Mr. Lowman's Quarantime
Sitting down to write one article to somehow sum up this experience so far seems daunting. I’m still not sure how exactly to process the sudden changes in my day-to-day life nor am I sure I understand the full extent of how this has affected me.
My schedule is, like many people’s schedules, completely disrupted. As a person who thrives on routine, it has been difficult to adjust to what feels like an endless amount of unscheduled time that I’m supposed to fit everything I’ve been doing into without the usual system of supports in place. I often joke when I return to school in the fall that it’s nice to be back in a place where a bell tells me when to use the restroom instead of having to figure it out myself; however, there is a bit of truth in that joke. For the most part, I enjoy the rigid structure of the school day, and I have found it difficult to adjust to setting my own schedule.
My school and home life have definitely seen quite a bit of overlap. In between grading and conferencing with students during Office Hours, I’m working with Ben on his 2nd grade assignments. (Side note: I have confirmed a suspicion I’ve had for a long time that I would NOT make a good elementary school teacher.)
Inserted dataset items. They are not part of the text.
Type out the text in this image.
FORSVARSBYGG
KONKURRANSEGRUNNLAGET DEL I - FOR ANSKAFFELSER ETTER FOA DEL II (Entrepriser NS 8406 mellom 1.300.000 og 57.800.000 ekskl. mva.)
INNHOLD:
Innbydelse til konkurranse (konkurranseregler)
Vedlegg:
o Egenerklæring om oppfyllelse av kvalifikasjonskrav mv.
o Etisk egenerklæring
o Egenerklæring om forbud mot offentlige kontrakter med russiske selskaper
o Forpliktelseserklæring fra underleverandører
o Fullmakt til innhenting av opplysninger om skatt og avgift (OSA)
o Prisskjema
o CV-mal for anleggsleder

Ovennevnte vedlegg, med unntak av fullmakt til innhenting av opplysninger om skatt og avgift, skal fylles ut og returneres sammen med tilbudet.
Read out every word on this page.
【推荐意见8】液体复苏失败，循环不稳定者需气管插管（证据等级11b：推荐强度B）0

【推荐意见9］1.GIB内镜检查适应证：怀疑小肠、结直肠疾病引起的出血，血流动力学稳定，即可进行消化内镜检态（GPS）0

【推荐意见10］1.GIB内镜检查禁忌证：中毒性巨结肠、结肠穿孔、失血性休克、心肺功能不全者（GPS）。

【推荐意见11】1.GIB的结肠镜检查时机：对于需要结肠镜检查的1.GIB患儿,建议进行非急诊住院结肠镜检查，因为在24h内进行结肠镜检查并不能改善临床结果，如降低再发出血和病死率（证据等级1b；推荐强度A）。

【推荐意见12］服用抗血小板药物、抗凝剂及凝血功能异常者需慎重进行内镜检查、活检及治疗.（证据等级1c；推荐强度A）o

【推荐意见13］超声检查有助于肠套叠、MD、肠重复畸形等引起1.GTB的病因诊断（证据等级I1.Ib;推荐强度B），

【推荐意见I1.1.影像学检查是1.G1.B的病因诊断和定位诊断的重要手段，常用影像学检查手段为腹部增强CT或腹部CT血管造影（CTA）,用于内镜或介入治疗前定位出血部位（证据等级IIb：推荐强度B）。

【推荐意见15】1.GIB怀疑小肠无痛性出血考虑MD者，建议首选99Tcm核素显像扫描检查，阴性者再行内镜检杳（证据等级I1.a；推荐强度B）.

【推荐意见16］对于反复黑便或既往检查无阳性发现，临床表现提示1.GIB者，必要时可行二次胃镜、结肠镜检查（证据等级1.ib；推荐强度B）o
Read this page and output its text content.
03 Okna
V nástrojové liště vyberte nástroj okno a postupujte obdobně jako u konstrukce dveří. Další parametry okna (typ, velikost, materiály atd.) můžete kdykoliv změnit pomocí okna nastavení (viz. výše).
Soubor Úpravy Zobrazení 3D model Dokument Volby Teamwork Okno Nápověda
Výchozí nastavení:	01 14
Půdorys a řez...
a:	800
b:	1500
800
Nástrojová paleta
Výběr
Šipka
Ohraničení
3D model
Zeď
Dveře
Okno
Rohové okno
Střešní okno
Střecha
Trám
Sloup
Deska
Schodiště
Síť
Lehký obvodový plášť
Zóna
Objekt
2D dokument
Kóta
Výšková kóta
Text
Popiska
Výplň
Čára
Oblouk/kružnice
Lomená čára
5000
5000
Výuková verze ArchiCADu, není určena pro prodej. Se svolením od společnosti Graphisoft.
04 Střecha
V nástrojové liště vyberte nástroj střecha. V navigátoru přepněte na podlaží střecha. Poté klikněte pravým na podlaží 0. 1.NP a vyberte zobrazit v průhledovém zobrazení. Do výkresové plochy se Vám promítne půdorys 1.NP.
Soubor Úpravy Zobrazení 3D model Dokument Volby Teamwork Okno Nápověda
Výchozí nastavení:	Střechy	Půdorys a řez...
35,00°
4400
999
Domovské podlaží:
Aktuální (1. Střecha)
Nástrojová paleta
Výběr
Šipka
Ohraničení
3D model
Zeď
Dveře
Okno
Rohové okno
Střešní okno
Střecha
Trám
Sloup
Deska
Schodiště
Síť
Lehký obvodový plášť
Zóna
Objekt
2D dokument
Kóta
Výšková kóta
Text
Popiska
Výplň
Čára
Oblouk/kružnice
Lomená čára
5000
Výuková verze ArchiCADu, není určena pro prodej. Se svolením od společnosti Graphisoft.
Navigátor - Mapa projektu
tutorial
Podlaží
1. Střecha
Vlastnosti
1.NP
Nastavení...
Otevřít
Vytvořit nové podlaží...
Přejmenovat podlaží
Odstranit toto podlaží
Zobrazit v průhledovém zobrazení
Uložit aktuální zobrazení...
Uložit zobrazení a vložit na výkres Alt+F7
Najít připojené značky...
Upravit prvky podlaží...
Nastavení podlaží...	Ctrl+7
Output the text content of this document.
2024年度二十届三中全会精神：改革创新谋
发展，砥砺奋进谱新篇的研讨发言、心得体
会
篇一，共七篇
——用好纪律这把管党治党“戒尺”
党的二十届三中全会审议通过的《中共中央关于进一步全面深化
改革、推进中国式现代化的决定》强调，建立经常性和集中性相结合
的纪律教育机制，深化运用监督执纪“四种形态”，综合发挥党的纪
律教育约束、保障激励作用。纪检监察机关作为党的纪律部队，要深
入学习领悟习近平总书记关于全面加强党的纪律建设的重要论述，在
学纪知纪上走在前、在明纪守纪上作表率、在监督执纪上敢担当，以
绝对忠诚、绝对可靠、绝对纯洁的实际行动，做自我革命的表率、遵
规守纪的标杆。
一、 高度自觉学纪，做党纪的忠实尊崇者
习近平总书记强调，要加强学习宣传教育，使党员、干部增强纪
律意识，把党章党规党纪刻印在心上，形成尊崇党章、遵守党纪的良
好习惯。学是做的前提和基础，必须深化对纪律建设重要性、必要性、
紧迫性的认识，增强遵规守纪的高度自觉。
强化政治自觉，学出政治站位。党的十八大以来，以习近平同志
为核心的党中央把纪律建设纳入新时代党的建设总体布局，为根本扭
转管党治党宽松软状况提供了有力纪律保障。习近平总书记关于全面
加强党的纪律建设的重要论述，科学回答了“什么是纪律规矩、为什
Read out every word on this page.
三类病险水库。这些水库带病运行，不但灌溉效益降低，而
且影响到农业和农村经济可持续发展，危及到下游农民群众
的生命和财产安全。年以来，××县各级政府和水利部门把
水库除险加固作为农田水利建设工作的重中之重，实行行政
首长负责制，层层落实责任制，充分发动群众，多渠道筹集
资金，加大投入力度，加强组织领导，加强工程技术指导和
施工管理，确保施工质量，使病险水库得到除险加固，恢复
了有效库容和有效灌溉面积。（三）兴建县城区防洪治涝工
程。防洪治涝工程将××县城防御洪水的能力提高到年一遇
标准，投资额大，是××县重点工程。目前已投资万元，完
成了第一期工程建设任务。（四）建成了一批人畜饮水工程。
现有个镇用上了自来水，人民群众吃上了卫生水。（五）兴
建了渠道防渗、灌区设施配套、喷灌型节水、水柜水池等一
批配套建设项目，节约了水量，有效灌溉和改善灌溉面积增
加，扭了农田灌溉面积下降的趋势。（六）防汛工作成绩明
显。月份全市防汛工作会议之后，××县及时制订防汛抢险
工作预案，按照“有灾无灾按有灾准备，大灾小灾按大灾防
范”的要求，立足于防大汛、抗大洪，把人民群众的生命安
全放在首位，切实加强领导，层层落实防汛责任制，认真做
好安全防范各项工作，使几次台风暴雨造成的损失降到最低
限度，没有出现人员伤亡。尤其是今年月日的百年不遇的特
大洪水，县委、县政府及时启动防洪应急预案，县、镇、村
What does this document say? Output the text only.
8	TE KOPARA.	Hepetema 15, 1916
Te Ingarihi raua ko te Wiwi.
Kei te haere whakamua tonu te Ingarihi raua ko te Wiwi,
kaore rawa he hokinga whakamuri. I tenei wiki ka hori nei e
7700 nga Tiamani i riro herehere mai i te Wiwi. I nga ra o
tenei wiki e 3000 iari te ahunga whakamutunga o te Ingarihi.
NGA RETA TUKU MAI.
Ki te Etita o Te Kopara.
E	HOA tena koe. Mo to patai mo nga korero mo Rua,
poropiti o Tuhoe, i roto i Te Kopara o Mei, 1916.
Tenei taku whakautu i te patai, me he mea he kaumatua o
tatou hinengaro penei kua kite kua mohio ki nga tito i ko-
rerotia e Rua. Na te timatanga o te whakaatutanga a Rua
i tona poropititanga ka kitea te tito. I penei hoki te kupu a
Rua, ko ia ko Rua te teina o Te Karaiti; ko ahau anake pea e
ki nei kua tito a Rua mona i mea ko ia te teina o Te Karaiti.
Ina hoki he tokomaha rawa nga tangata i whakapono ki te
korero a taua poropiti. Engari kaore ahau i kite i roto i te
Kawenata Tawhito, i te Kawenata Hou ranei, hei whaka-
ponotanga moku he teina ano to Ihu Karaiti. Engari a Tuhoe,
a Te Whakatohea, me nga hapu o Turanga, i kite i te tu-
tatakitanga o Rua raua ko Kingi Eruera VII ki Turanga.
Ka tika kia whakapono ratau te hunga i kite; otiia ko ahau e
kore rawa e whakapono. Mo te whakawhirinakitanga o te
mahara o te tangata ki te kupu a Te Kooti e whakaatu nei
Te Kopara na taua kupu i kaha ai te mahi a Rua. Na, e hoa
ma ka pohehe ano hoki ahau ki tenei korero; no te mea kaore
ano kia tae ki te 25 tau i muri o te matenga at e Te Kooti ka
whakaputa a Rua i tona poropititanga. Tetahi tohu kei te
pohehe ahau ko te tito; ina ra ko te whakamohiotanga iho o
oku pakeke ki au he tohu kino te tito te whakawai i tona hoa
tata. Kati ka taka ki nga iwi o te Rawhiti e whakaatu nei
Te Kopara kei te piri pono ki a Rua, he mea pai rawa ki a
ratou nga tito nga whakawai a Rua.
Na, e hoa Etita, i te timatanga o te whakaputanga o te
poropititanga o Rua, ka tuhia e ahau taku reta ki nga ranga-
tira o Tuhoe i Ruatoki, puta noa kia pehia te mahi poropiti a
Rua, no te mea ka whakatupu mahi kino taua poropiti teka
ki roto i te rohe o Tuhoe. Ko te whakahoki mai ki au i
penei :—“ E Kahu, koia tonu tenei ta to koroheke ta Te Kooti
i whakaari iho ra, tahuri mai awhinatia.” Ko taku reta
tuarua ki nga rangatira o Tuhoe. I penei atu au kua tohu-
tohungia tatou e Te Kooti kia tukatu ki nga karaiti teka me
Also, I don’t know if you know this, but e-Learning is hard! Ben has 5-6 virtual meetings a week with his teachers as well as daily emails which need to be responded to. (He’s sitting beside me reading aloud as I write this article.) If I wasn’t working from home, I’m not sure we would be able to meet these demands. I’m not sure how parents who have to go into work are handling all their child’s assignments.
Also, I miss my daily interactions with my students and my co-workers. I did not realize how much I thrived on these day-to-day interactions, and I look forward to returning to as close to normal as we can get.